RE: rcu_read_lock lost its compiler barrier

From: David Laight
Date: Mon Jun 03 2019 - 11:29:56 EST


From: Paul E. McKenney
> Sent: 03 June 2019 09:42
...
> On kissing the kernel goodbye, a reasonable strategy might be to
> identify the transformations that are actually occuring (like the
> stores of certain constants called out above) and fix those.

> We do
> occasionally use READ_ONCE() to prevent load-fusing optimizations that
> would otherwise cause the compiler to turn while-loops into if-statements
> guarding infinite loops.

In that case the variable ought to be volatile...

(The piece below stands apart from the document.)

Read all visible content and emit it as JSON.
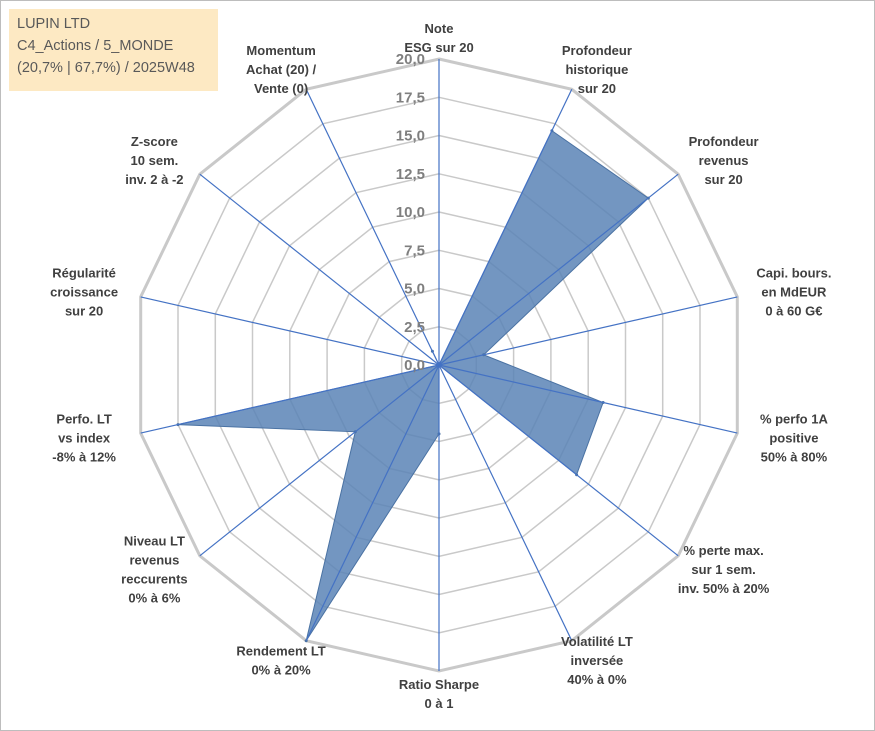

> There is also the possibility of having the
> compiler guys give us more command-line arguments.

I wonder how much the code size (of anything) would increase
if the compiler:
1) Never read a value into a local more than once.
2) Never write a value that wasn't requested by the code.
3) Never used multiple memory accesses for 'machine word' (and
smaller) items.

(1) makes all reads READ_ONCE() except that the actual read
can be delayed until further down the code.
If I have a naive #define bswap32() I'd expect:
v = bswap32(foo->bar)
to possibly read foo->bar multiple times, but not:
int foo_bar = foo->bar;
v = bswap32(foo_bar);

(2) makes all writes WRITE_ONCE() except that if there are
multiple writes to the same location, only the last need
be done.
In particular it stops speculative writes and the use of
locations that are going to be written to as temporaries.
It also stop foo->bar = ~0; being implemented as a clear
then decrement.

(3) I'd never imagined the compiler would write the two halves
of a word separately!

If the compiler behaved like that (as one might expect it would)
then READ_ONCE() would be a READ_NOW() for when the sequencing
mattered.

I was also recently surprised by the code I got from this loop:
for (i = 0; i < limit; i++)
sum64 += array32[i];
(as in the IP checksum sum without add carry support).
The compiler unrolled it to used horrid sequences of sse3/avx
instructions.
This might be a gain for large enough buffers and 'hot cache'
but for small buffer and likely cold cache it is horrid.
I guess such optimisations are valid, but I wonder how often
they are an actual win for real programs.